Nesta prova participam velejadores franceses, belgas, italianos, suíços, húngaros, checos, neozelandeses, australianos, ingleses, turcos e alemães. Em comum têm a satisfação pela forma como a regata está a correr, apesar das dificuldades, e o agrado pelo acolhimento que receberam no Faial.

Sables D’Olonne e Horta têm muito que aprender uma com a outra

Quem o diz é Stéphane Tournade, vereador da Câmara Municipal de Sables.
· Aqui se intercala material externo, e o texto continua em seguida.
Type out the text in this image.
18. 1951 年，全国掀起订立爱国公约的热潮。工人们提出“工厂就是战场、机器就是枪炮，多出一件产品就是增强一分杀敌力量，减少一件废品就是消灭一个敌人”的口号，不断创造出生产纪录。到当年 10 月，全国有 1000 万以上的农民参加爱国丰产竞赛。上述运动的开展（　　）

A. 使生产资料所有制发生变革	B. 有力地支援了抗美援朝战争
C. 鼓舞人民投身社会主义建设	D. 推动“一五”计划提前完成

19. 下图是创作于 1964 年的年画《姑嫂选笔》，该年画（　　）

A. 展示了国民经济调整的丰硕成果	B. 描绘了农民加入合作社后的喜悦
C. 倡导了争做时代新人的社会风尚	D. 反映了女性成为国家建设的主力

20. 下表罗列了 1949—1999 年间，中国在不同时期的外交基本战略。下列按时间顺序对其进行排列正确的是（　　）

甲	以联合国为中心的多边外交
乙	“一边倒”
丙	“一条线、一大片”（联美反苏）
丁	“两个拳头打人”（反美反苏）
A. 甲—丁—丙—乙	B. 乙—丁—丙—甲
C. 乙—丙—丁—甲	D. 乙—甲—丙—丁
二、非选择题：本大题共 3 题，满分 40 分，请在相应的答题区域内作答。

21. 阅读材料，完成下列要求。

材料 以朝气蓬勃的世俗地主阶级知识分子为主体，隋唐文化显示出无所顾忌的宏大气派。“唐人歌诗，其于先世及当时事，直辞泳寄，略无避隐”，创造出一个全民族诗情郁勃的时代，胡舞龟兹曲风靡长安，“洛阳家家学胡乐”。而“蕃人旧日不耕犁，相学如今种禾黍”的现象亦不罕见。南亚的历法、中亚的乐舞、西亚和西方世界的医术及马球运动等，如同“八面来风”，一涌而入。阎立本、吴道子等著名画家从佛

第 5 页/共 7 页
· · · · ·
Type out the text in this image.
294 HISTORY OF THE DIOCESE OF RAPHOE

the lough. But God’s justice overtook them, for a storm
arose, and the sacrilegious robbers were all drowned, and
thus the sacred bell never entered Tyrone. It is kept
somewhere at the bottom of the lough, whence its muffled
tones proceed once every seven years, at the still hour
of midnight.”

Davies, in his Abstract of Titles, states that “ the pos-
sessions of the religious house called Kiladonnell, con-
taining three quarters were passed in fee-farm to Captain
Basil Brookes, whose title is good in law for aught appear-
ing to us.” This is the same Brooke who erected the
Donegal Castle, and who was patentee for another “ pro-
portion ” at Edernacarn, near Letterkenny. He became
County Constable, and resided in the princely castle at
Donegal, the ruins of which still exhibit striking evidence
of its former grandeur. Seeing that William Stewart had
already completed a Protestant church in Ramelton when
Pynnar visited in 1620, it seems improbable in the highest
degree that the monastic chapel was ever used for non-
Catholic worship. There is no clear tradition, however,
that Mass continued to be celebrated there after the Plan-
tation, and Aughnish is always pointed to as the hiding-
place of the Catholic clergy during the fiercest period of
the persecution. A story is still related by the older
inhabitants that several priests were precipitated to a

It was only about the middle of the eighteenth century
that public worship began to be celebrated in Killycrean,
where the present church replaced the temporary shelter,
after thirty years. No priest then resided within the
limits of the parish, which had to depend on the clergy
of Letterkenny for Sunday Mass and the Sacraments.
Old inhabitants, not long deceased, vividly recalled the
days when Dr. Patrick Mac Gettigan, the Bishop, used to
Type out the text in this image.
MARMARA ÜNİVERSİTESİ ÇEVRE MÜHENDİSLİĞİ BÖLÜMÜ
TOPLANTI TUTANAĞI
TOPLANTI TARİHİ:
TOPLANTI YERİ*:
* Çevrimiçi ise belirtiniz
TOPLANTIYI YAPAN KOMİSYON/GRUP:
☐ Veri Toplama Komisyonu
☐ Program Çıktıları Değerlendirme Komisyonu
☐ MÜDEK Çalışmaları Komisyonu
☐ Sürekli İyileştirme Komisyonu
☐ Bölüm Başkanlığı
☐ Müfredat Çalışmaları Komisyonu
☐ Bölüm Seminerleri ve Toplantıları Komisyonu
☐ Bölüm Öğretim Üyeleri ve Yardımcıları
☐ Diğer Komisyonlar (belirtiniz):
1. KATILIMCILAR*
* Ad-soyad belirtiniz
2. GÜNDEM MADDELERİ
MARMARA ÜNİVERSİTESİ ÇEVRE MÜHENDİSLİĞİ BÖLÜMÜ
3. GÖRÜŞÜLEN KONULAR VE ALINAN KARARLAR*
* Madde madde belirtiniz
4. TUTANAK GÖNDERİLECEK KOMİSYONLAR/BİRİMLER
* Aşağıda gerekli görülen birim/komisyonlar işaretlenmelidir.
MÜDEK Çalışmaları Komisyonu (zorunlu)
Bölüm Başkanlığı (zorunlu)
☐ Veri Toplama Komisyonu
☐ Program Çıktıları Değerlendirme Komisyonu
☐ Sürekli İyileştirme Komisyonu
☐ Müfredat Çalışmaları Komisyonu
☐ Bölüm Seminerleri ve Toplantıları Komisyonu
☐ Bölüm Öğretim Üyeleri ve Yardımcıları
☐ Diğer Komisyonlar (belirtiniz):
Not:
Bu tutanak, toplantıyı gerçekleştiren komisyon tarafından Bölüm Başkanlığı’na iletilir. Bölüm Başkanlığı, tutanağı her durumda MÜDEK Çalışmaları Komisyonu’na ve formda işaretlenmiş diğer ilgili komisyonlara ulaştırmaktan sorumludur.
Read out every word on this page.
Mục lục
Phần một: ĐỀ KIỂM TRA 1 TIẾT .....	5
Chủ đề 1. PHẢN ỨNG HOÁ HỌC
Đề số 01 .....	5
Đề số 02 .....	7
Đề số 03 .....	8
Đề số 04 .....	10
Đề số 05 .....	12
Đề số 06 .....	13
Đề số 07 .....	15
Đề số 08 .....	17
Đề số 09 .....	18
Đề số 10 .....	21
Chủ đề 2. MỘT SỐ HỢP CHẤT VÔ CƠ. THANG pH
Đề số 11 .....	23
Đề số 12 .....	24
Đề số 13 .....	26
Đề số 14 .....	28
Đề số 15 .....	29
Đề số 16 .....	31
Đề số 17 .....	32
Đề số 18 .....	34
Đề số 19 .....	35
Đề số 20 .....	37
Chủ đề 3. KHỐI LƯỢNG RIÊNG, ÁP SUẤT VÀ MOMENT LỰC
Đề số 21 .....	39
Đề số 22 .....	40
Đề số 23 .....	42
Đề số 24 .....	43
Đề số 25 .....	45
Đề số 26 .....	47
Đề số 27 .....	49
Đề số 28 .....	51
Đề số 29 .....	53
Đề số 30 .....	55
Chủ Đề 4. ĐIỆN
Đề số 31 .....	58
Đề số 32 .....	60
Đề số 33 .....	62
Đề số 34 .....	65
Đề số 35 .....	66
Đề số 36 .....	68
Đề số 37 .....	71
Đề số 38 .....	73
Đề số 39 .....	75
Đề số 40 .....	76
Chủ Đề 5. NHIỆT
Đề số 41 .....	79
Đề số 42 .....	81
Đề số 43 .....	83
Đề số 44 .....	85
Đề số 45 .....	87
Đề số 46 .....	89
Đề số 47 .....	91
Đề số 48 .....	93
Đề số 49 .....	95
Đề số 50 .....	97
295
Para o autarca, o facto da sua cidade ter uma grande experiência na organização de eventos náuticos (é de Sables, por exemplo, que parte a Vendée Globe, uma das mais prestigiadas regatas a nível internacional), faz com que tenha muita coisa para ensinar ao Faial, que começa agora a dar os primeiros passos sólidos nesta área. No entanto, sublinha, Sables d’Olonne também tem muito que aprender com o Faial. Essa aprendizagem, explica, está relacionada com a observação de como funciona a equipa da Marina da Horta, liderada por Armando Castro. Stéphane não poupa elogios à eficiência da equipa faialense na recepção de velejadores de todo o mundo, durante o ano inteiro, seja de dia ou de noite. Para além desta eficiência, o vereador entende também que a hospitalidade que os homens do mar encontram no Faial é singular.

Também o presidente da Câmara Municipal da Horta está satisfeito com a consolidação da relação de amizade com Sables d’Olonne. João Castro entende que o sucesso desta regata é um reflexo da capacidade que a ilha tem de potenciar esta vertente da economia do mar, relacionada com os eventos náuticos. Lembrando que esta regata é um dos maiores eventos náuticos realizados em Portugal, o autarca destaca o trabalho conjunto que tem sido feito por várias entidades para potenciar a vocação náutica da cidade da Horta.

Mais condições podem significar mais regatas

De acordo com Armando Castro, responsável pela Marina da Horta, o interesse pelo Faial no âmbito das regatas oceânicas é crescente, e têm havido vários contactos de outras classes para a possibilidade de realização de provas que passem por aqui. O potencial da ilha é grande e, com as condições adequadas, poderia despertar o interesse das classes de 60 pés ou dos multicascos de 50 pés. No entanto, numa Marina de reduzidas dimensões que sofre de sobrelotação crónica há vários anos, é impossível sequer equacionar essa possibilidade. 

Com a localização geoestratégica do Faial, a hospitalidade das suas gentes, tão elogiada pelos velejadores, e a eficiência dos recursos humanos ligados à sua Marina, por diversas vezes reconhecida, fica a faltar a melhoria das infra-estruturas para que se possam dar passos mais ambiciosos para fazer do Faial uma referência da vela oceânica internacional.